A traditional way to secure data in the cloud is through encryption. This mathematical technique is used to prevent unauthorized access to data by making sure it can only be accessed by intended recipients. There are many types of encryption techniques that can be used to protect data, and the search for new ones continues.
Researchers from India and Yemen propose a novel two-step cryptography technique that combines genetic technology with a mathematical technique. They published their paper in KeAi’s International Journal of Intelligent Networks and ScienceDirect.
The paper argues that this framework could transform the way data is secured. The method’s complexity and flexibility could lead to a paradigm shift in how data is handled.
One of authors, Fursan Thabit of India’s Swami Ramanand Teerth Marathwada University, explains that their method not only improves the complexity of the encryption, it also increases energy efficiency by reducing the number of encryption rounds required.

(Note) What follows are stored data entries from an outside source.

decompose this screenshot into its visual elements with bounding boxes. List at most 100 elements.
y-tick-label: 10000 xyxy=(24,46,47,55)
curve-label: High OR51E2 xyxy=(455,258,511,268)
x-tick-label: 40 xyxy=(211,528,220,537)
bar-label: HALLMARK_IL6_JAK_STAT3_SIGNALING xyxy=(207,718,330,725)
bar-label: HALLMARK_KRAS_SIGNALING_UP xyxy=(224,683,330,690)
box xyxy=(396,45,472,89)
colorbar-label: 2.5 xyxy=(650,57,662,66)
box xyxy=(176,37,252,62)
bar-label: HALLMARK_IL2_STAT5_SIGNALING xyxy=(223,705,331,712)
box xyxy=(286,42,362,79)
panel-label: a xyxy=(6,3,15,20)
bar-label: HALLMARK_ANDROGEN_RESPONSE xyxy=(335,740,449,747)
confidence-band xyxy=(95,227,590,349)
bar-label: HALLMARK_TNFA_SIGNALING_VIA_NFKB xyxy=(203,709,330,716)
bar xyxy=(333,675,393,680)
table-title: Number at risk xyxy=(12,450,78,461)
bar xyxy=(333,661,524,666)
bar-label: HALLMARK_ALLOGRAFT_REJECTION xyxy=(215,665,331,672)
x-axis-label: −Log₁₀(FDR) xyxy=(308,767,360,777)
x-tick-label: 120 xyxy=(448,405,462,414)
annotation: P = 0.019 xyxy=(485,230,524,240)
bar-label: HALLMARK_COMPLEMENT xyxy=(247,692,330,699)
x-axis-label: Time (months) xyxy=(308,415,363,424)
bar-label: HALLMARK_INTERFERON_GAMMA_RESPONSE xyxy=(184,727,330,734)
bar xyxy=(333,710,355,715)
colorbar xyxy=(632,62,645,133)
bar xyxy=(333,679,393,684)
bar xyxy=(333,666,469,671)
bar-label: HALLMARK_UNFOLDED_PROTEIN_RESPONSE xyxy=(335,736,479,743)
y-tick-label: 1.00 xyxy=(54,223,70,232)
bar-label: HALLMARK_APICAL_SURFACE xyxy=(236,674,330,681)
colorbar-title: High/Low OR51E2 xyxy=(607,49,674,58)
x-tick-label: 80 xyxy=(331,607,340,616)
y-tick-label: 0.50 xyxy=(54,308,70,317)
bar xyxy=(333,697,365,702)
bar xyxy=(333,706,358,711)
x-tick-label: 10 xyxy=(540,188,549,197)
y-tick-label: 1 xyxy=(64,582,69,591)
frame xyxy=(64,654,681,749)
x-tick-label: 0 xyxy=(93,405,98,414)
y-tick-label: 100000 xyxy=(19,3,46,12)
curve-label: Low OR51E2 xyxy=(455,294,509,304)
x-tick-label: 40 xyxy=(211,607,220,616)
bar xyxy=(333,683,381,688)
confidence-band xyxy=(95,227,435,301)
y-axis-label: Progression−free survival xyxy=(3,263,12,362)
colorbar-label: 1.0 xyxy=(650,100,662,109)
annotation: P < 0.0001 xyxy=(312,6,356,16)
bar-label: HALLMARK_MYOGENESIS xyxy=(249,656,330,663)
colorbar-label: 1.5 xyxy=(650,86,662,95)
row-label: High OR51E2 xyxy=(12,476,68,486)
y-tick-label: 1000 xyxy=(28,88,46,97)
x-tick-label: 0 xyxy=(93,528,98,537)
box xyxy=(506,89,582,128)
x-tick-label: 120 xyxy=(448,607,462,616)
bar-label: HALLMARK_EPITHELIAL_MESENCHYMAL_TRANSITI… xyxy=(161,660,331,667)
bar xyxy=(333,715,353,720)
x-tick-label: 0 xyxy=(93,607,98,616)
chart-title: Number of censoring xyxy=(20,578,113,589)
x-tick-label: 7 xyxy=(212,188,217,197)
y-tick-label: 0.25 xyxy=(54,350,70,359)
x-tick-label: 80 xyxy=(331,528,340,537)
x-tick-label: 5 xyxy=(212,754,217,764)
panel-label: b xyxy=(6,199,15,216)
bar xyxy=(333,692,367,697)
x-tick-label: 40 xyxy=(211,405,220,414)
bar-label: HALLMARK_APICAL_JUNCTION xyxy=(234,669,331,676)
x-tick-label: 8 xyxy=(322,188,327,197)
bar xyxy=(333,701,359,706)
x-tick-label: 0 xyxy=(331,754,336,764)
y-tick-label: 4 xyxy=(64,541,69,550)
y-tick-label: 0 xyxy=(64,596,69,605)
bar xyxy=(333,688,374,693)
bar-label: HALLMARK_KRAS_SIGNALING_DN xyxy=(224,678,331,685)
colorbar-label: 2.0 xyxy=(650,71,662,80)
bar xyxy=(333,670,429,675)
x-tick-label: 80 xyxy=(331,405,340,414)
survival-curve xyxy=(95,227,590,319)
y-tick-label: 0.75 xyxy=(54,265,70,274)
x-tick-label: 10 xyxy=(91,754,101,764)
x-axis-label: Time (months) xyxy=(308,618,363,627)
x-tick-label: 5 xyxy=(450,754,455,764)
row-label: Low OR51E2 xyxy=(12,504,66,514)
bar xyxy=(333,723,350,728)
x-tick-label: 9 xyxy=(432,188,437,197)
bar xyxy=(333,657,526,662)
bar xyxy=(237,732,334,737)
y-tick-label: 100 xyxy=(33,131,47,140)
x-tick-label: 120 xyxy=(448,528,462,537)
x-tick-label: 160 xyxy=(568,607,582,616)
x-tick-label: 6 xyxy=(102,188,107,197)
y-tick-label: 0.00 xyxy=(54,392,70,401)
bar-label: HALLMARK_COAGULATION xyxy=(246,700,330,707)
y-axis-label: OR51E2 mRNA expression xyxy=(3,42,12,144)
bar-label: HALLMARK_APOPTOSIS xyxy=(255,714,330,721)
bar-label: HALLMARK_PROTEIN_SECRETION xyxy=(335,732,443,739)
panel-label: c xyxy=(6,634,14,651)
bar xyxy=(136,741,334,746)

“Some existing famous ciphers use the Feistel structure for encryption and decryption. Others use the Network SP (Substitution-Permutation). The first level of our encryption uses a logical-mathematical function inspired by a combination of the two. Not only does it improve the complexity of the encryption, it also increases energy efficiency by reducing the number of encryption rounds required.”
The second layer is based on the concepts of genetics techniques based on the Central Dogma of Molecular Biology (CDMB). It mimics the natural processes of genetic coding (translation from binary to DNA bases), transcription (regeneration from DNA to mRNA), and translation (regeneration from mRNA to protein).
Thabit adds: “We are the first to mix the DNA, RNA and genetics techniques for a cryptographic purpose and the first to combine the technique of genetic encryption with mathematics to generate a complex key.”
The proposed novel algorithm can achieve high-security and flexible encryption as compared with other existing genetics encryption and symmetric key encryption techniques. The algorithm was evaluated by measuring various aspects of encryption, such as time, duration, the length of the cipher-text produced, and throughput.
“We found our proposed encryption scheme is safe for brute force, known plain-text attacks, encrypted text only, and differential cryptanalysis attacks. It has been tested on various data, including whitespace and special characters and it meets the CIA’s principle (Confidentiality, Data integrity, Availability),” Thabit said.
In addition, the algorithm’s structure – two layers of encryption requiring only four rounds of coding – makes it easier to compute and process and is energy efficient.